[su_label type=”info”]The Devil’s Advocate[/su_label]

Note from the Author: This guest column was originally written for El Tecolote in September of 1984. From the moment of its publication, it created a lot of interest and it was used in various college courses, especially in Raza Studies departments. Because its content is still very true, we decided to reprint it, with some minor additions and corrections.

Carlos Barón

Our Latino America is an erupting volcano, a cataclysm. It has always been that, but today, the number of Latin Americans forced into exile is larger than ever. From Chile to Mexico, men and women have left their homelands, punished because of their ideas, or their poverties.

Much has been written about the negative side of exile. Much has been said, recited, sung and cried about the nostalgia of fatherlands and mother-tongues, the nostalgia of the familiar landscape, or the nostalgia for the particular flavor of that particular fruit that only grows there!

Many times we have either hidden from or been forced to face that overwhelming sadness that overtakes us when we begin to miss what we left behind.

Following the above, I believe that it is convenient to also write in recognition of the positive events that take place in times of forced separation from the diverse countries that witnessed our birth and our growth.

The recognition of the positive in the negative, the sweet within the bitter, is a duty to ourselves, for our mental and political health.

While there is life, there is hope. The majority agrees in that. We also agree that “things will change.” Of course! We share a healthy optimism. We will return. “Ahorita!” Soon, as Mexicans say.

Before we start packing suitcases and begin the trip back to our respective homelands, where the sun shines brighter, the ocean smells better and the people are friendlier, I insist: We have to reflect about the good side of our exiles.

To begin with, the Latin American who lives in San Francisco has greater possibilities to truly understand what it is to be a Latin American. Generally speaking, each one of us knows something about being Salvadorans, or  Mexicans, or Chileans… and knows very little about what it is to be truly Latin American.

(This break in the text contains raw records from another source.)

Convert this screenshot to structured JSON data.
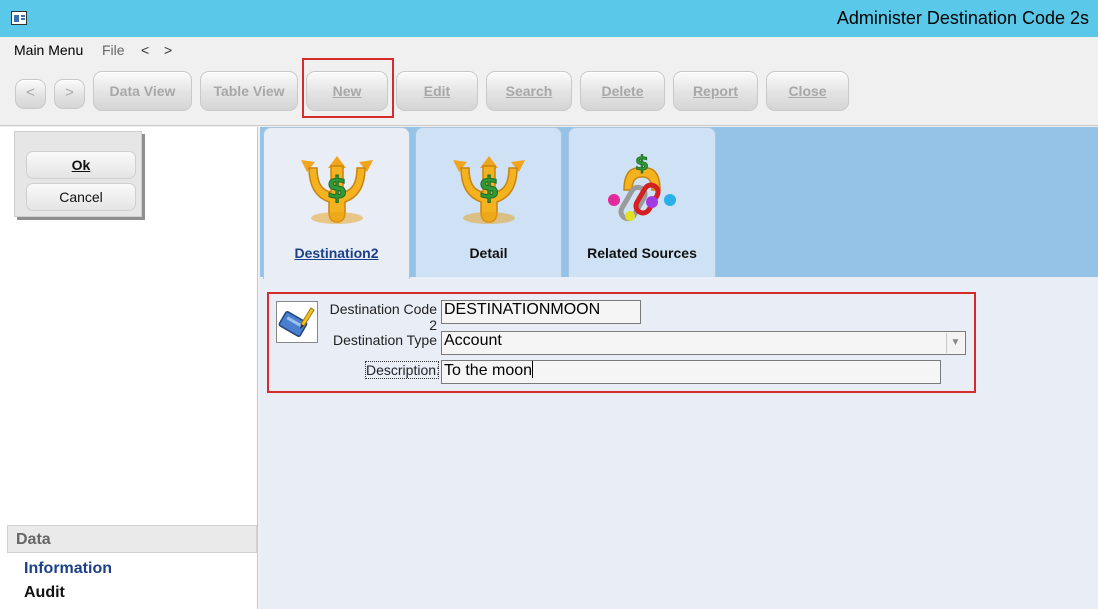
{
  "window": {
    "title": "Administer Destination Code 2s"
  },
  "menu": {
    "main": "Main Menu",
    "file": "File",
    "back": "<",
    "forward": ">"
  },
  "toolbar": {
    "prev": "<",
    "next": ">",
    "data_view": "Data View",
    "table_view": "Table View",
    "new": "New",
    "edit": "Edit",
    "search": "Search",
    "delete": "Delete",
    "report": "Report",
    "close": "Close"
  },
  "actions": {
    "ok": "Ok",
    "cancel": "Cancel"
  },
  "sidebar": {
    "section": "Data",
    "links": [
      "Information",
      "Audit"
    ]
  },
  "tabs": [
    {
      "label": "Destination2",
      "icon": "money-arrows-icon",
      "active": true
    },
    {
      "label": "Detail",
      "icon": "money-arrows-icon",
      "active": false
    },
    {
      "label": "Related Sources",
      "icon": "money-chain-links-icon",
      "active": false
    }
  ],
  "form": {
    "code_label": "Destination Code 2",
    "code_value": "DESTINATIONMOON",
    "type_label": "Destination Type",
    "type_value": "Account",
    "desc_label": "Description:",
    "desc_value": "To the moon"
  },
  "colors": {
    "titlebar": "#5ac8e8",
    "tabstrip": "#95c3e8",
    "highlight": "#d62b2b",
    "link": "#1c3f8a"
  }
}
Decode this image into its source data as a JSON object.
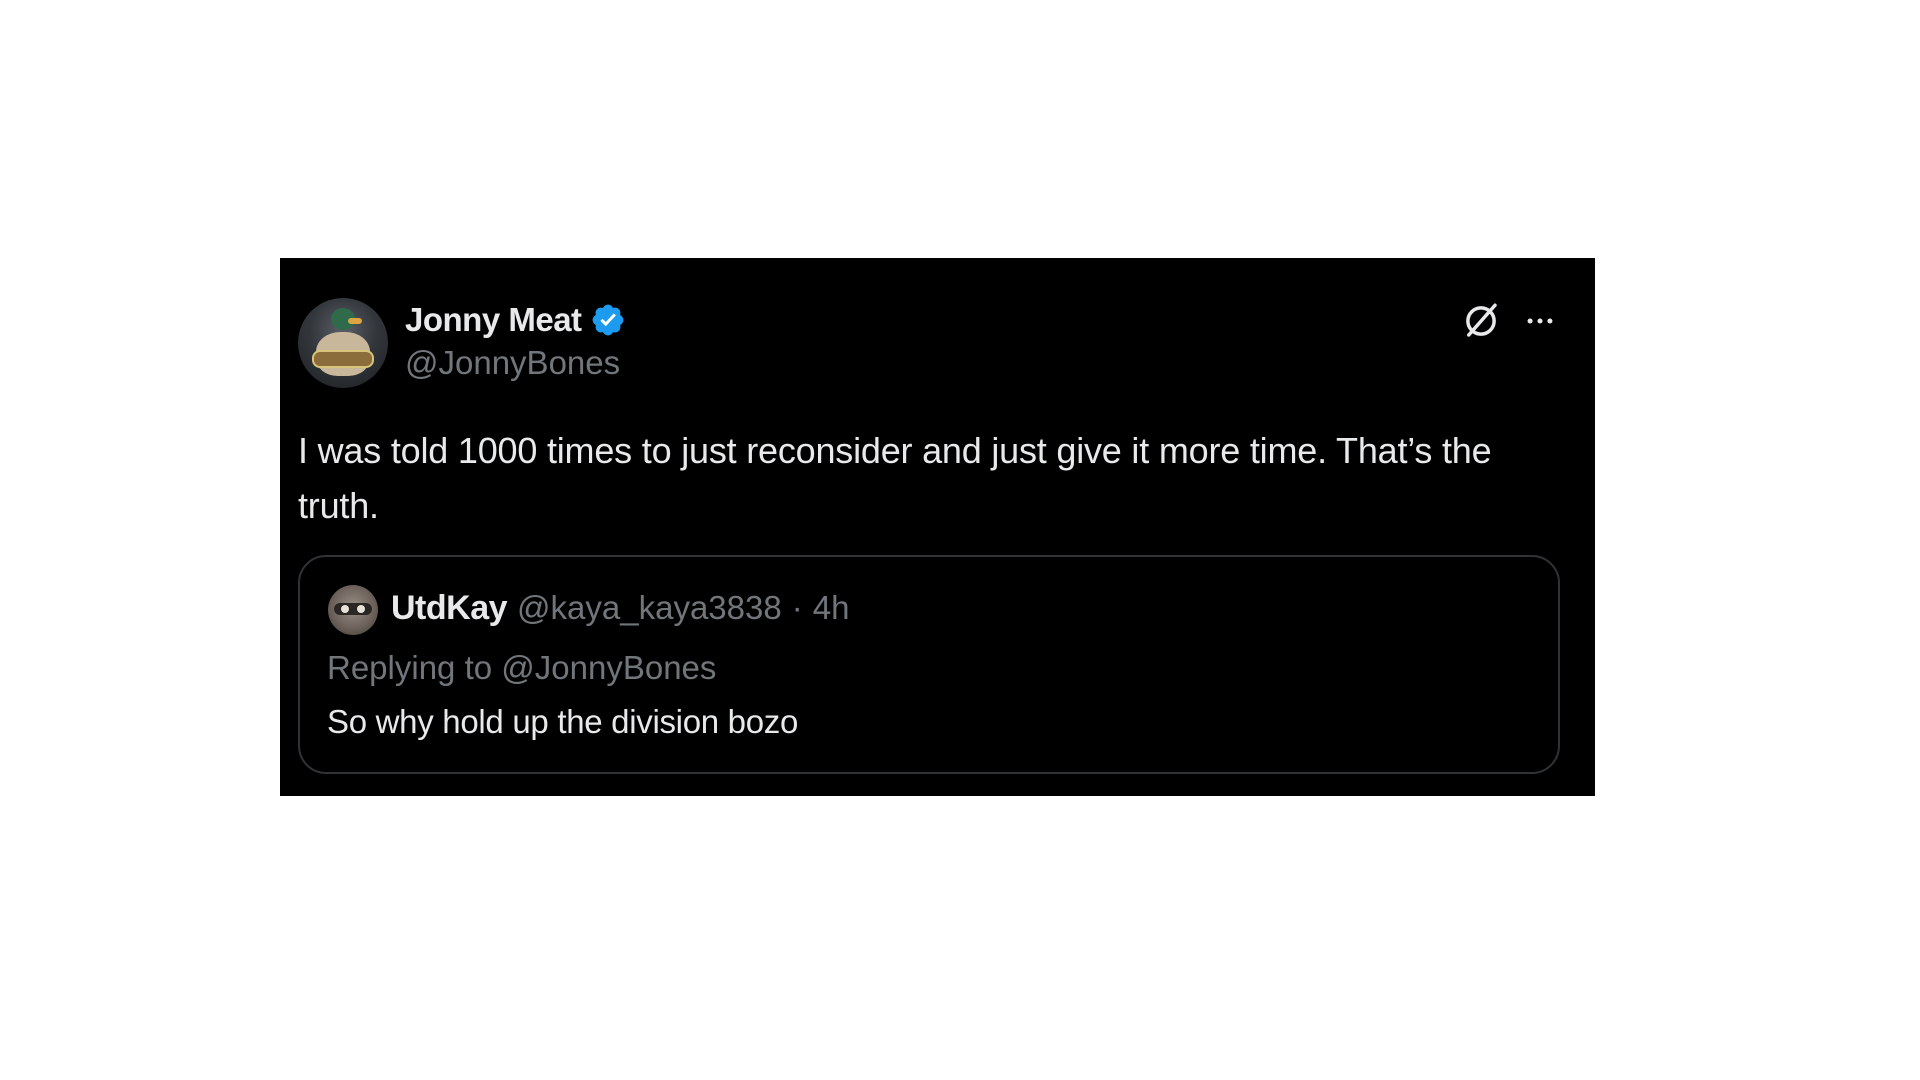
{
  "tweet": {
    "author": {
      "display_name": "Jonny Meat",
      "handle": "@JonnyBones",
      "verified": true,
      "avatar_icon": "duck-avatar"
    },
    "text": "I was told 1000 times to just reconsider and just give it more time. That’s the truth.",
    "actions": {
      "grok_icon": "grok-icon",
      "more_icon": "more-icon"
    }
  },
  "quote": {
    "author": {
      "display_name": "UtdKay",
      "handle": "@kaya_kaya3838",
      "avatar_icon": "user-avatar"
    },
    "separator": "·",
    "time": "4h",
    "replying_to": "Replying to @JonnyBones",
    "text": "So why hold up the division bozo"
  },
  "colors": {
    "background": "#000000",
    "text_primary": "#e7e9ea",
    "text_secondary": "#71767b",
    "verified_blue": "#1d9bf0",
    "border": "#2f3336"
  }
}
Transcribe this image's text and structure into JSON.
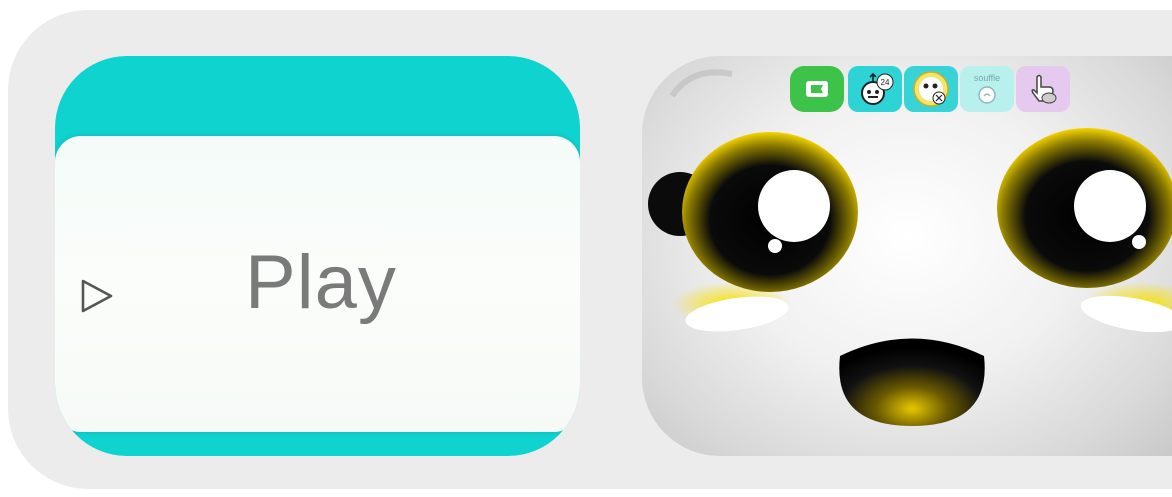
{
  "play_button": {
    "label": "Play",
    "icon": "play-triangle-icon",
    "accent_color": "#0fd3cf"
  },
  "game_preview": {
    "toolbar": {
      "items": [
        {
          "icon": "green-flag-icon",
          "color": "#3ec34a"
        },
        {
          "icon": "robot-timer-icon",
          "badge": "24",
          "color": "#2ed3d6"
        },
        {
          "icon": "character-face-icon",
          "color": "#37d3d6"
        },
        {
          "icon": "speech-bubble-icon",
          "label": "souffle",
          "color": "#b8f0ee"
        },
        {
          "icon": "hand-tap-icon",
          "color": "#e6c9ee"
        }
      ]
    },
    "character": "panda-face",
    "eye_color": "#f5d400"
  }
}
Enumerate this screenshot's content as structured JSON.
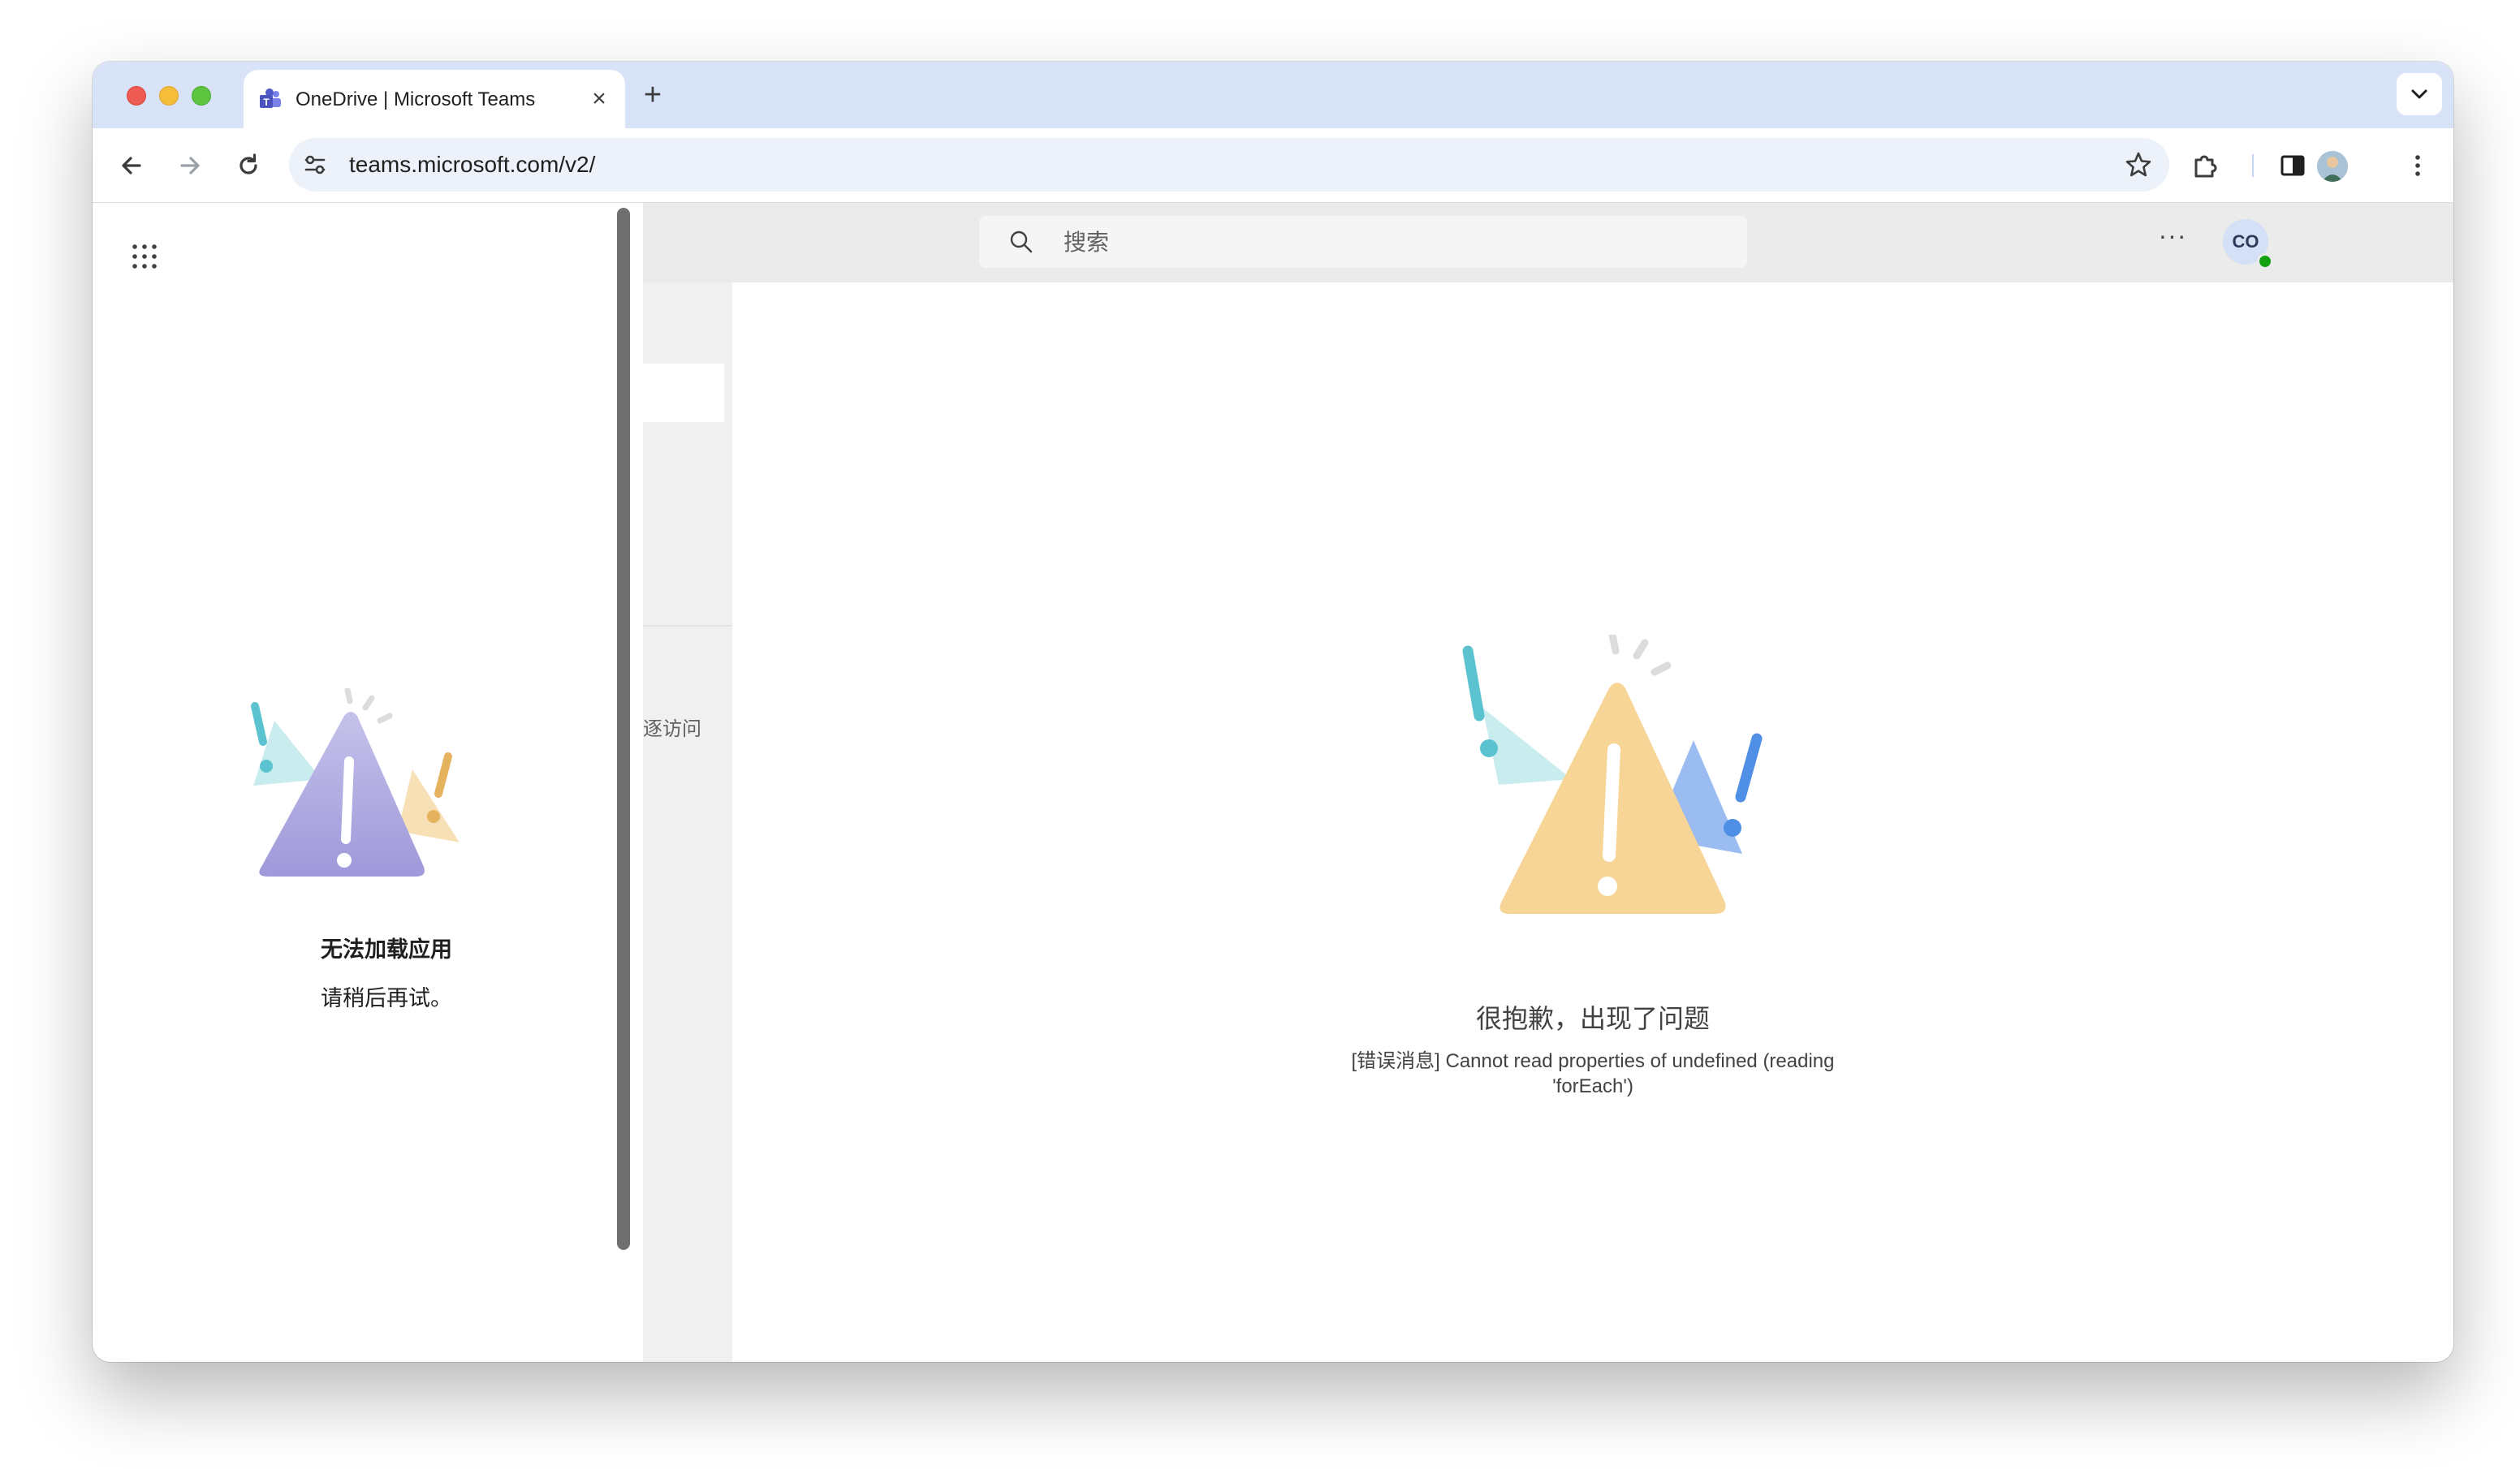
{
  "browser": {
    "tab_title": "OneDrive | Microsoft Teams",
    "tab_icon": "teams-icon",
    "url": "teams.microsoft.com/v2/"
  },
  "teams": {
    "search_placeholder": "搜索",
    "more_label": "···",
    "avatar_initials": "CO",
    "left_pane_text": "逐访问"
  },
  "flyout": {
    "title": "无法加载应用",
    "subtitle": "请稍后再试。"
  },
  "error": {
    "title": "很抱歉，出现了问题",
    "detail": "[错误消息] Cannot read properties of undefined (reading 'forEach')"
  },
  "colors": {
    "tab_strip": "#d9e3f7",
    "omnibox": "#edf1f9",
    "teams_header": "#ebebeb",
    "warning_main": "#f7d596",
    "warning_purple": "#a9a3dc",
    "accent_teal": "#5bc2cf",
    "accent_blue": "#4f8fe6"
  }
}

We are extremely patriotic and nationalistic, breast-fed in our respective versions of an “official, unadulterated” history, wildly diverse versions that are presented to us in our schools or through the mass media, versions that reek of lies, versions of history that keep our peoples divided. A different story from the one started by Simón Bolívar.

In San Francisco, co-habitating in the midst of a wave of exiles, the Chilean discovers the Chicano, and vice versa. The same happens to the Brazilian with the Nicaraguan and to the Bolivian with the Puerto Rican. It happens to all of us.

In this Californian exile we cannot avoid the inter-relation. Here, the false and the real frontiers disappear and we can discover our common history, in its extra-official version. What Lenin called our “secret histories.”

Here, away from our respective countries and the nationalistic versions of history taught in our schools, it is easier to identify the common enemy and to fathom the possibilities of a common future.

And that, brothers and sisters, is very Bolivarian. That is something which was also known and taught by the Cuban hero José Marti in the 19th century, when he lived 14 years in exile in Tampa, Florida. Or by the also Cuban Camilo Cienfuegos, who lived for a while right across from San Francisco General Hospital, before he led the Cuban revolution in the late 1950s. Or by the Chilean poet Gabriela Mistral, first Latino American to win the Nobel Prize in literature in 1945. She moved to the United States and spent her last years here, far from the narrow-mindedness of her own country.

It is more than learning about “pupusas, burritos, vigorón, yuca, cueca, merecumbé, porotos, frijoles”… or the different meaning of “güagüa.” It is much more than that.

Here, for example, we learn about Lolita Lebrón and Don Pedro Albizu Campos, we make them ours. We learn about Puerto Rico, we incorporate Puerto Rico into our Latin American world (more than the official history does), we become Puerto Ricans.

Here we met, yesterday, that Salvadoran friend who today, back in her country, risks her life daily. We learn from her example. We become Salvadorans.

Here, stereotypes and half-truths, little by little, begin to disappear.

Here, in the very entrails of the monster, submerged in the juices of its contradictions, we can see each other better.

Those lucky enough to return to their homelands should not forget the positive lessons of their exile and should become the spreaders of their experiences, rich in internationalistic spirit, pregnant with a better future.

The Chilean who returns to Chile will discover that she is no less of a Chilean but will also discover that she is more Latin American, less nationalistic, less prejudiced, less ignorant.

If she has not yet discovered it, let her stay exiled a while longer.